Этим утром он измерял температуру — и знал, что ей не удалось толком доползти даже до тридцати шести. Этим утром, когда настало время подписывать последние документы и получать на руки те из вещей, на которые не позарился за полгода никто из тюремщиков, он чувствовал одну лишь слабость и озноб. Этим утром он и думать не мог, что через каких-то несколько часов начнет задыхаться, чувствовать себя давно перекипевшим чайником, чувствовать, как по заросшему щетиной лицу побегут вниз крупные капли пота. Распахнув измятый, с распоротой в нескольких местах подкладкой — что там пытались найти, гадать как-то не хотелось — бушлат, Виорел плелся по пустой весенней улице, едва переставляя ноги, едва разбирая дорогу.
Подальше отсюда.
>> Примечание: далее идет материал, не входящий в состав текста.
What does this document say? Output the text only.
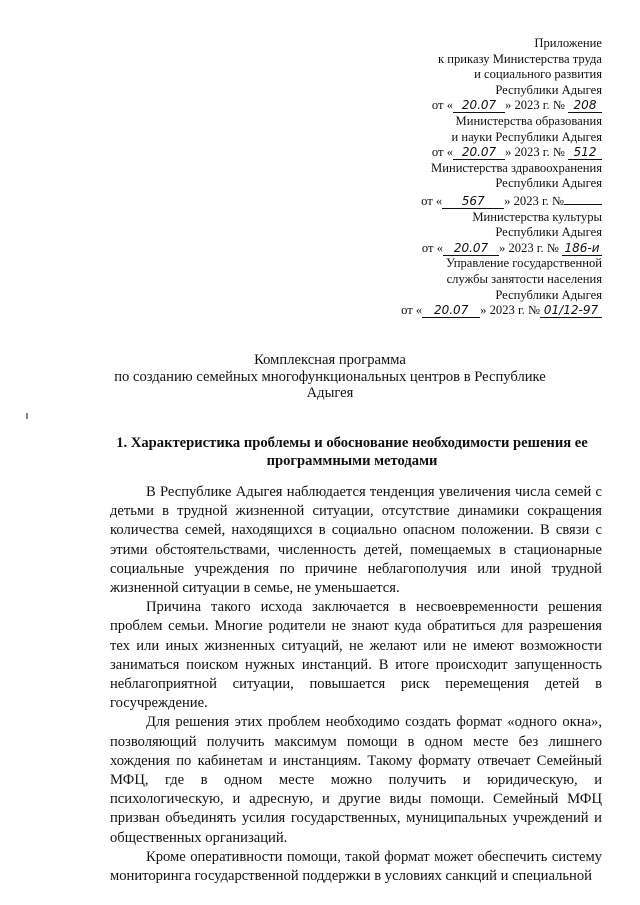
Приложение
к приказу Министерства труда
и социального развития
Республики Адыгея
от « 20.07 » 2023 г. № 208
Министерства образования
и науки Республики Адыгея
от « 20.07 » 2023 г. № 512
Министерства здравоохранения
Республики Адыгея
от « 567 » 2023 г. №
Министерства культуры
Республики Адыгея
от « 20.07 » 2023 г. № 186-и
Управление государственной
службы занятости населения
Республики Адыгея
от « 20.07 » 2023 г. № 01/12-97
Комплексная программа
по созданию семейных многофункциональных центров в Республике
Адыгея
1. Характеристика проблемы и обоснование необходимости решения ее
программными методами

В Республике Адыгея наблюдается тенденция увеличения числа семей с детьми в трудной жизненной ситуации, отсутствие динамики сокращения количества семей, находящихся в социально опасном положении. В связи с этими обстоятельствами, численность детей, помещаемых в стационарные социальные учреждения по причине неблагополучия или иной трудной жизненной ситуации в семье, не уменьшается.

Причина такого исхода заключается в несвоевременности решения проблем семьи. Многие родители не знают куда обратиться для разрешения тех или иных жизненных ситуаций, не желают или не имеют возможности заниматься поиском нужных инстанций. В итоге происходит запущенность неблагоприятной ситуации, повышается риск перемещения детей в госучреждение.

Для решения этих проблем необходимо создать формат «одного окна», позволяющий получить максимум помощи в одном месте без лишнего хождения по кабинетам и инстанциям. Такому формату отвечает Семейный МФЦ, где в одном месте можно получить и юридическую, и психологическую, и адресную, и другие виды помощи. Семейный МФЦ призван объединять усилия государственных, муниципальных учреждений и общественных организаций.

Кроме оперативности помощи, такой формат может обеспечить систему мониторинга государственной поддержки в условиях санкций и специальной
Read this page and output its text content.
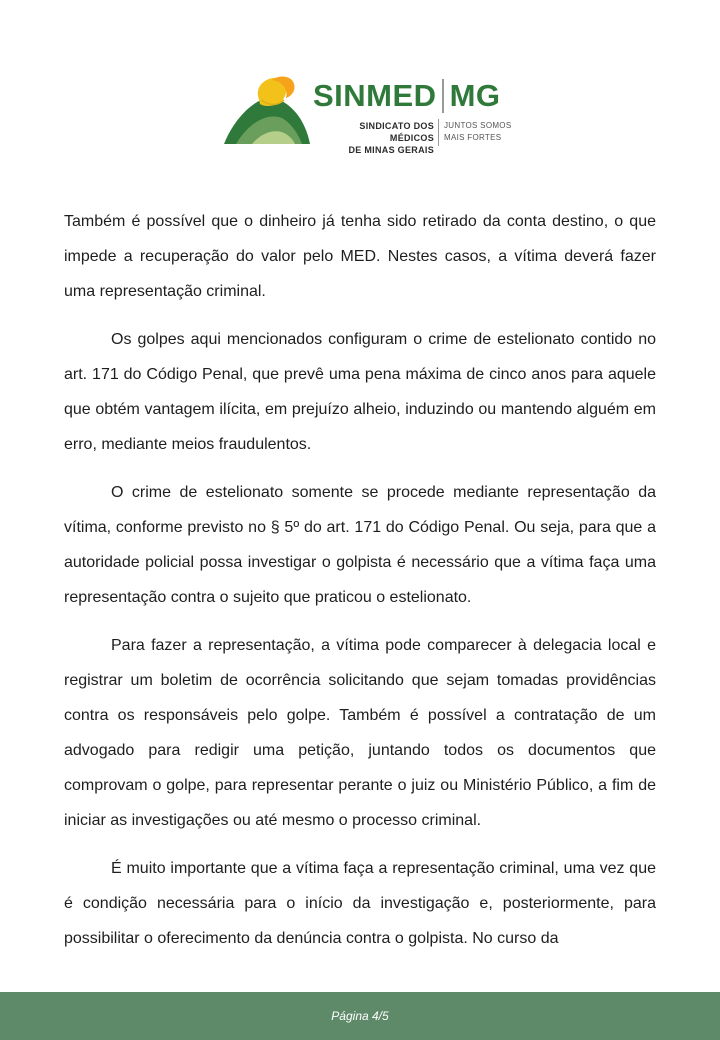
SINMED MG
SINDICATO DOS MÉDICOS
DE MINAS GERAIS
JUNTOS SOMOS
MAIS FORTES

Também é possível que o dinheiro já tenha sido retirado da conta destino, o que impede a recuperação do valor pelo MED. Nestes casos, a vítima deverá fazer uma representação criminal.

Os golpes aqui mencionados configuram o crime de estelionato contido no art. 171 do Código Penal, que prevê uma pena máxima de cinco anos para aquele que obtém vantagem ilícita, em prejuízo alheio, induzindo ou mantendo alguém em erro, mediante meios fraudulentos.

O crime de estelionato somente se procede mediante representação da vítima, conforme previsto no § 5º do art. 171 do Código Penal. Ou seja, para que a autoridade policial possa investigar o golpista é necessário que a vítima faça uma representação contra o sujeito que praticou o estelionato.

Para fazer a representação, a vítima pode comparecer à delegacia local e registrar um boletim de ocorrência solicitando que sejam tomadas providências contra os responsáveis pelo golpe. Também é possível a contratação de um advogado para redigir uma petição, juntando todos os documentos que comprovam o golpe, para representar perante o juiz ou Ministério Público, a fim de iniciar as investigações ou até mesmo o processo criminal.

É muito importante que a vítima faça a representação criminal, uma vez que é condição necessária para o início da investigação e, posteriormente, para possibilitar o oferecimento da denúncia contra o golpista. No curso da

Página 4/5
Подальше от высоких стен. От одиночной камеры, в которую его перевели из палаты, едва только Болотин с коллегами исчез — и из которой вытаскивали лишь на очередную утомительную медицинскую процедуру в лишенной всякой системы череде таковых. От жесткой лежанки, от рентгеновских аппаратов, от содранного с руки вместе с волосами и частичками кожи, гипса. От кашля, от холода, от монотонно-серого потолка и болотной зелени стен.
От себя.
Пальцы — бледные, истончившиеся, с отметинами ран и утолщениями в местах переломов — первое время слушались хозяина откровенно паршиво. Поначалу, когда правая рука едва могла удержать кружку, а любое усилие отзывалось дикой болью, хотелось бросаться на стены и выть, словно зверь — но на это попросту не было сил. Не было их, казалось, и на то, чтобы нарезать круги по своей камере — даром, что каждый шаг грозил то прострелом спины, то огнем, разлитым по костям.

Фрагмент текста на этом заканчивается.